Дискуссия замерла. С полчаса царило беззаботное радостное оживление: провозглашали тосты, закусывали, хвалили кулинарное искусство хозяйки, шутили.
Но вот все наелись, и мужчины снова стали оценивающе присматриваться друг к другу.
Зоя наклонилась к Даше и едва слышно сказала ей:
— Мне кажется, Володя слишком жестко спорил с вашими гостями. Может, намекнуть ему, чтобы поделикатней был с ними?
— Не надо. Они хотели что-нибудь остренькое — пусть наслаждаются. Витьку моего за три дня совсем затюкали. Пусть маленько и сами поёрзают.
— Ладно. Тогда не буду мешать ему. Смотри, они уже как на борцовском ковре к сшибке готовятся.
Начал Филдс.
— Мы не договорили, — обратился он к Володе. — Как я понял, вы не удовлетворены ни нашей помощью, ни происходящими в стране переменами.
— Еще как не удовлетворен.
— И что же вас не устраивает? — придвинулся ближе Семен Викторович.
— Мне не понравилось, что мою страну разорвали на лоскуты, как шкуру прирученной, а потом из бахвальства прирезанной оленихи, упившиеся до беспамятства браконьеры.

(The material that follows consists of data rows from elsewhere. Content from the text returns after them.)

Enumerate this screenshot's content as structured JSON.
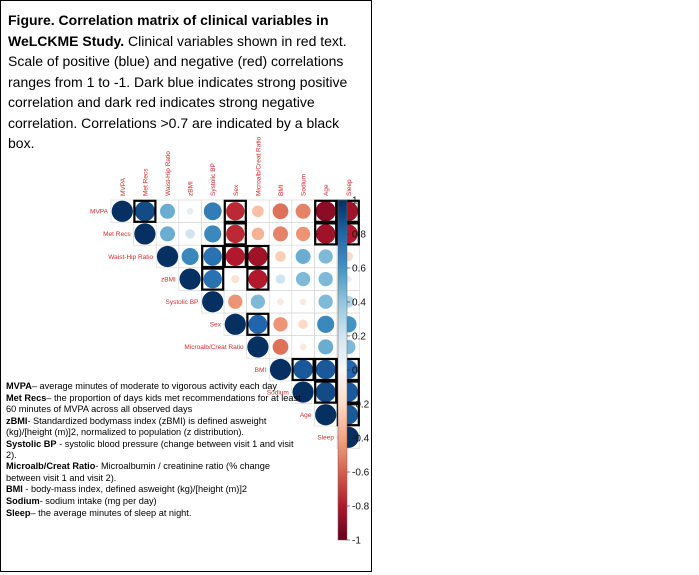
{
  "caption": {
    "title": "Figure. Correlation matrix of clinical variables in WeLCKME Study.",
    "body": "Clinical variables shown in red text. Scale of positive (blue) and negative (red) correlations ranges from 1 to -1. Dark blue indicates strong positive correlation and dark red indicates strong negative correlation. Correlations >0.7 are indicated by a black box."
  },
  "chart_data": {
    "type": "heatmap",
    "layout": "upper-triangle circles",
    "variables": [
      "MVPA",
      "Met Recs",
      "Waist-Hip Ratio",
      "zBMI",
      "Systolic BP",
      "Sex",
      "Microalb/Creat Ratio",
      "BMI",
      "Sodium",
      "Age",
      "Sleep"
    ],
    "matrix": [
      [
        1,
        0.9,
        0.5,
        0.1,
        0.7,
        -0.75,
        -0.3,
        -0.55,
        -0.5,
        -0.9,
        -0.85
      ],
      [
        0.9,
        1,
        0.5,
        0.2,
        0.65,
        -0.75,
        -0.35,
        -0.5,
        -0.45,
        -0.85,
        -0.8
      ],
      [
        0.5,
        0.5,
        1,
        0.65,
        0.75,
        -0.8,
        -0.85,
        -0.25,
        0.5,
        0.45,
        -0.2
      ],
      [
        0.1,
        0.2,
        0.65,
        1,
        0.75,
        -0.15,
        -0.8,
        0.2,
        0.45,
        0.45,
        0.1
      ],
      [
        0.7,
        0.65,
        0.75,
        0.75,
        1,
        -0.45,
        0.45,
        -0.1,
        -0.1,
        0.45,
        0.3
      ],
      [
        -0.75,
        -0.75,
        -0.8,
        -0.15,
        -0.45,
        1,
        0.8,
        -0.45,
        -0.2,
        0.65,
        0.6
      ],
      [
        -0.3,
        -0.35,
        -0.85,
        -0.8,
        0.45,
        0.8,
        1,
        -0.55,
        -0.1,
        0.5,
        0.45
      ],
      [
        -0.55,
        -0.5,
        -0.25,
        0.2,
        -0.1,
        -0.45,
        -0.55,
        1,
        0.85,
        0.85,
        0.8
      ],
      [
        -0.5,
        -0.45,
        0.5,
        0.45,
        -0.1,
        -0.2,
        -0.1,
        0.85,
        1,
        0.9,
        0.85
      ],
      [
        -0.9,
        -0.85,
        0.45,
        0.45,
        0.45,
        0.65,
        0.5,
        0.85,
        0.9,
        1,
        0.85
      ],
      [
        -0.85,
        -0.8,
        -0.2,
        0.1,
        0.3,
        0.6,
        0.45,
        0.8,
        0.85,
        0.85,
        1
      ]
    ],
    "boxed_threshold": 0.7,
    "scale": {
      "min": -1,
      "max": 1,
      "ticks": [
        "1",
        "0.8",
        "0.6",
        "0.4",
        "0.2",
        "0",
        "-0.2",
        "-0.4",
        "-0.6",
        "-0.8",
        "-1"
      ]
    },
    "label_color": "#d42a2a",
    "colors": {
      "negative": "#67001f",
      "neutral": "#f7f7f7",
      "positive": "#053061",
      "box": "#000000",
      "grid": "#d6d6d6"
    }
  },
  "legend": [
    {
      "term": "MVPA",
      "text": "– average minutes of moderate to vigorous activity each day"
    },
    {
      "term": "Met Recs",
      "text": "– the proportion of days kids met recommendations for at least 60 minutes of MVPA across all observed days"
    },
    {
      "term": "zBMI",
      "text": "- Standardized bodymass index (zBMI) is defined asweight (kg)/[height (m)]2, normalized to population (z distribution)."
    },
    {
      "term": "Systolic BP",
      "text": " - systolic blood pressure (change between visit 1 and visit 2)."
    },
    {
      "term": "Microalb/Creat Ratio",
      "text": "- Microalbumin / creatinine ratio (% change between visit 1 and visit 2)."
    },
    {
      "term": "BMI",
      "text": " - body-mass index, defined asweight (kg)/[height (m)]2"
    },
    {
      "term": "Sodium",
      "text": "- sodium intake (mg per day)"
    },
    {
      "term": "Sleep",
      "text": "– the average minutes of sleep at night."
    }
  ]
}
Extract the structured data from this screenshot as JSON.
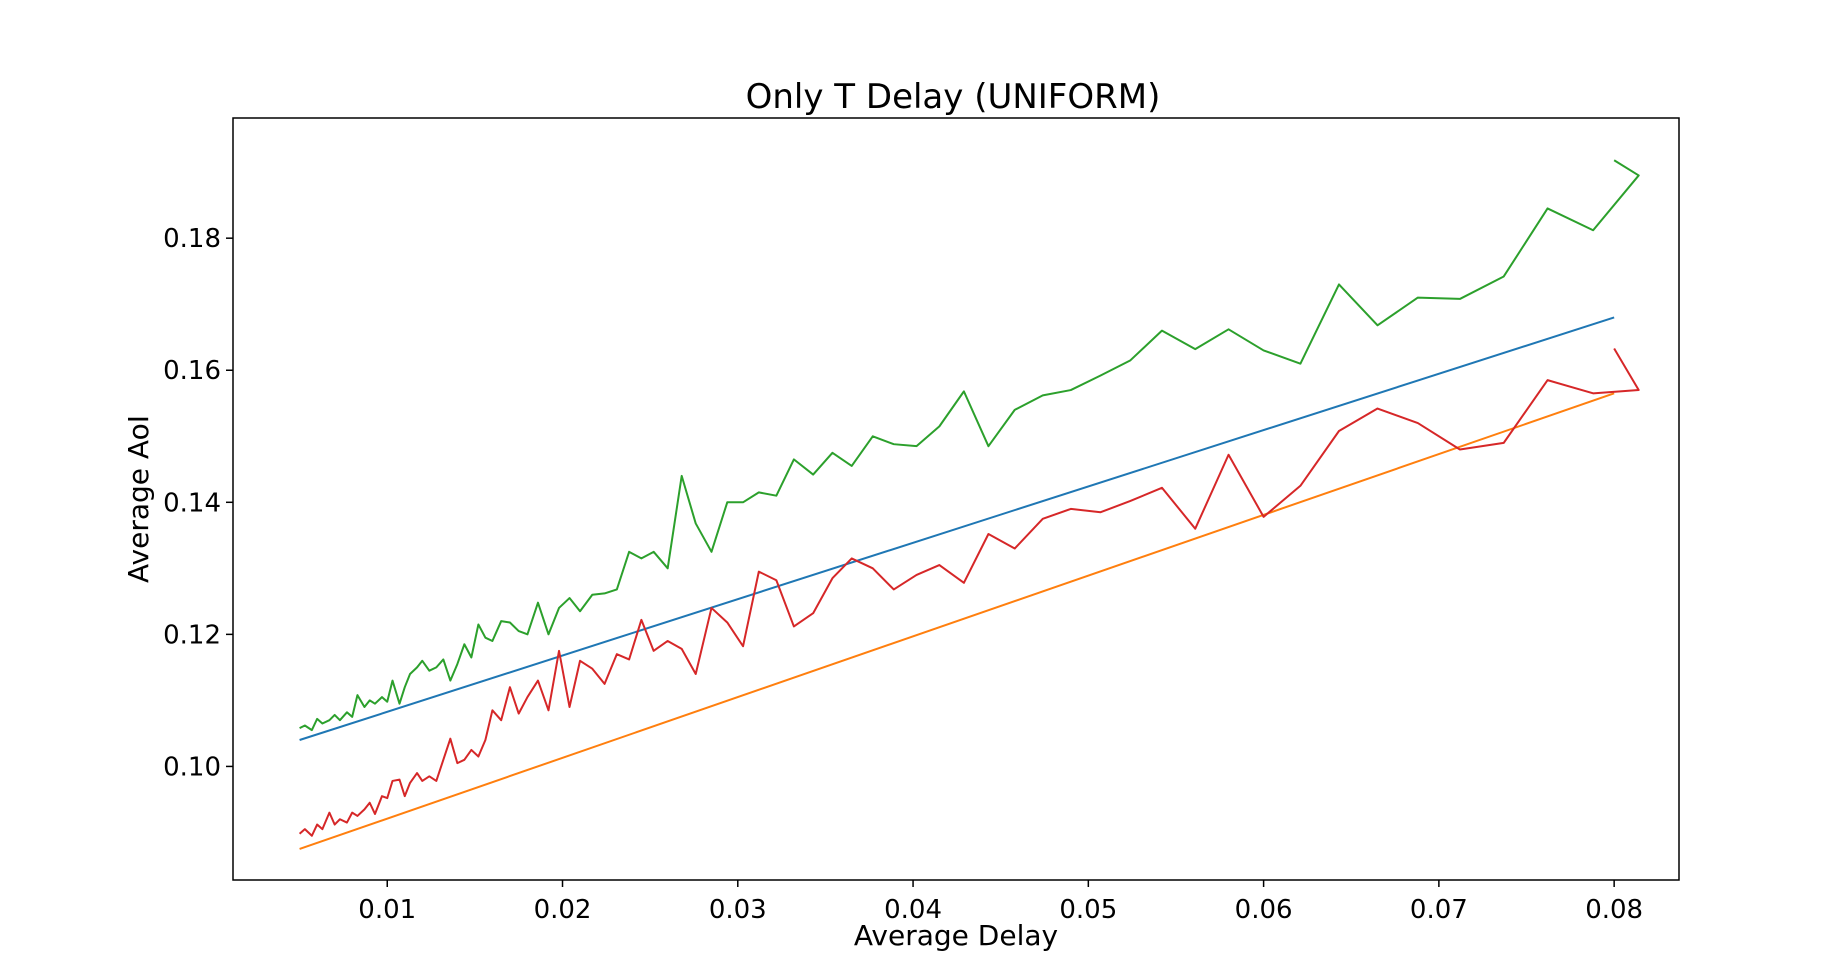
{
  "chart_data": {
    "type": "line",
    "title": "Only T Delay (UNIFORM)",
    "xlabel": "Average Delay",
    "ylabel": "Average AoI",
    "xlim": [
      0.0012,
      0.0837
    ],
    "ylim": [
      0.0828,
      0.1982
    ],
    "xticks": [
      0.01,
      0.02,
      0.03,
      0.04,
      0.05,
      0.06,
      0.07,
      0.08
    ],
    "xtick_labels": [
      "0.01",
      "0.02",
      "0.03",
      "0.04",
      "0.05",
      "0.06",
      "0.07",
      "0.08"
    ],
    "yticks": [
      0.1,
      0.12,
      0.14,
      0.16,
      0.18
    ],
    "ytick_labels": [
      "0.10",
      "0.12",
      "0.14",
      "0.16",
      "0.18"
    ],
    "grid": false,
    "legend": "none",
    "series": [
      {
        "color": "#1f77b4",
        "x": [
          0.005,
          0.08
        ],
        "y": [
          0.104,
          0.168
        ]
      },
      {
        "color": "#ff7f0e",
        "x": [
          0.005,
          0.08
        ],
        "y": [
          0.0875,
          0.1565
        ]
      },
      {
        "color": "#2ca02c",
        "x": [
          0.005,
          0.0053,
          0.0057,
          0.006,
          0.0063,
          0.0067,
          0.007,
          0.0073,
          0.0077,
          0.008,
          0.0083,
          0.0087,
          0.009,
          0.0093,
          0.0097,
          0.01,
          0.0103,
          0.0107,
          0.011,
          0.0113,
          0.0117,
          0.012,
          0.0124,
          0.0128,
          0.0132,
          0.0136,
          0.014,
          0.0144,
          0.0148,
          0.0152,
          0.0156,
          0.016,
          0.0165,
          0.017,
          0.0175,
          0.018,
          0.0186,
          0.0192,
          0.0198,
          0.0204,
          0.021,
          0.0217,
          0.0224,
          0.0231,
          0.0238,
          0.0245,
          0.0252,
          0.026,
          0.0268,
          0.0276,
          0.0285,
          0.0294,
          0.0303,
          0.0312,
          0.0322,
          0.0332,
          0.0343,
          0.0354,
          0.0365,
          0.0377,
          0.0389,
          0.0402,
          0.0415,
          0.0429,
          0.0443,
          0.0458,
          0.0474,
          0.049,
          0.0507,
          0.0524,
          0.0542,
          0.0561,
          0.058,
          0.06,
          0.0621,
          0.0643,
          0.0665,
          0.0688,
          0.0712,
          0.0737,
          0.0762,
          0.0788,
          0.0814,
          0.08
        ],
        "y": [
          0.1058,
          0.1062,
          0.1055,
          0.1072,
          0.1065,
          0.107,
          0.1078,
          0.107,
          0.1082,
          0.1075,
          0.1108,
          0.109,
          0.11,
          0.1095,
          0.1105,
          0.1098,
          0.113,
          0.1095,
          0.112,
          0.114,
          0.115,
          0.116,
          0.1145,
          0.115,
          0.1162,
          0.113,
          0.1155,
          0.1185,
          0.1165,
          0.1215,
          0.1195,
          0.119,
          0.122,
          0.1218,
          0.1205,
          0.12,
          0.1248,
          0.12,
          0.124,
          0.1255,
          0.1235,
          0.126,
          0.1262,
          0.1268,
          0.1325,
          0.1315,
          0.1325,
          0.13,
          0.144,
          0.1368,
          0.1325,
          0.14,
          0.14,
          0.1415,
          0.141,
          0.1465,
          0.1442,
          0.1475,
          0.1455,
          0.15,
          0.1488,
          0.1485,
          0.1515,
          0.1568,
          0.1485,
          0.154,
          0.1562,
          0.157,
          0.1592,
          0.1615,
          0.166,
          0.1632,
          0.1662,
          0.163,
          0.161,
          0.173,
          0.1668,
          0.171,
          0.1708,
          0.1742,
          0.1845,
          0.1812,
          0.1895,
          0.1918
        ]
      },
      {
        "color": "#d62728",
        "x": [
          0.005,
          0.0053,
          0.0057,
          0.006,
          0.0063,
          0.0067,
          0.007,
          0.0073,
          0.0077,
          0.008,
          0.0083,
          0.0087,
          0.009,
          0.0093,
          0.0097,
          0.01,
          0.0103,
          0.0107,
          0.011,
          0.0113,
          0.0117,
          0.012,
          0.0124,
          0.0128,
          0.0132,
          0.0136,
          0.014,
          0.0144,
          0.0148,
          0.0152,
          0.0156,
          0.016,
          0.0165,
          0.017,
          0.0175,
          0.018,
          0.0186,
          0.0192,
          0.0198,
          0.0204,
          0.021,
          0.0217,
          0.0224,
          0.0231,
          0.0238,
          0.0245,
          0.0252,
          0.026,
          0.0268,
          0.0276,
          0.0285,
          0.0294,
          0.0303,
          0.0312,
          0.0322,
          0.0332,
          0.0343,
          0.0354,
          0.0365,
          0.0377,
          0.0389,
          0.0402,
          0.0415,
          0.0429,
          0.0443,
          0.0458,
          0.0474,
          0.049,
          0.0507,
          0.0524,
          0.0542,
          0.0561,
          0.058,
          0.06,
          0.0621,
          0.0643,
          0.0665,
          0.0688,
          0.0712,
          0.0737,
          0.0762,
          0.0788,
          0.0814,
          0.08
        ],
        "y": [
          0.0898,
          0.0905,
          0.0895,
          0.0912,
          0.0905,
          0.093,
          0.0912,
          0.092,
          0.0915,
          0.093,
          0.0925,
          0.0935,
          0.0945,
          0.0928,
          0.0955,
          0.0952,
          0.0978,
          0.098,
          0.0955,
          0.0975,
          0.099,
          0.0978,
          0.0985,
          0.0978,
          0.101,
          0.1042,
          0.1005,
          0.101,
          0.1025,
          0.1015,
          0.104,
          0.1085,
          0.107,
          0.112,
          0.108,
          0.1105,
          0.113,
          0.1085,
          0.1175,
          0.109,
          0.116,
          0.1148,
          0.1125,
          0.117,
          0.1162,
          0.1222,
          0.1175,
          0.119,
          0.1178,
          0.114,
          0.124,
          0.1218,
          0.1182,
          0.1295,
          0.1282,
          0.1212,
          0.1232,
          0.1285,
          0.1315,
          0.13,
          0.1268,
          0.129,
          0.1305,
          0.1278,
          0.1352,
          0.133,
          0.1375,
          0.139,
          0.1385,
          0.1402,
          0.1422,
          0.136,
          0.1472,
          0.1378,
          0.1425,
          0.1508,
          0.1542,
          0.152,
          0.148,
          0.149,
          0.1585,
          0.1565,
          0.157,
          0.1633
        ]
      }
    ]
  }
}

Кстати, это и есть одна из причин так называемых «революционных», а по сути анархических преобразований в экономике.
Некрасов сложил руки на груди.
— Вы намекаете, что такая держава могла рухнуть из-за какого-то решения трех подвыпивших мужиков? — саркастически прищурился Семен Викторович.
— В роковые минуты истории все возможно. А сговор этих князьков — удар исподтишка, предательский удар.
— Володя, не будьте пессимистом, — сказал Семен Викторович. — Поверьте, страна уже поднимается.
— Угу. Из положения лежа — на четвереньки, — добавил Володя.
Джеймс улыбнулся.
— А вы бы хотели, чтобы ничего не менялось?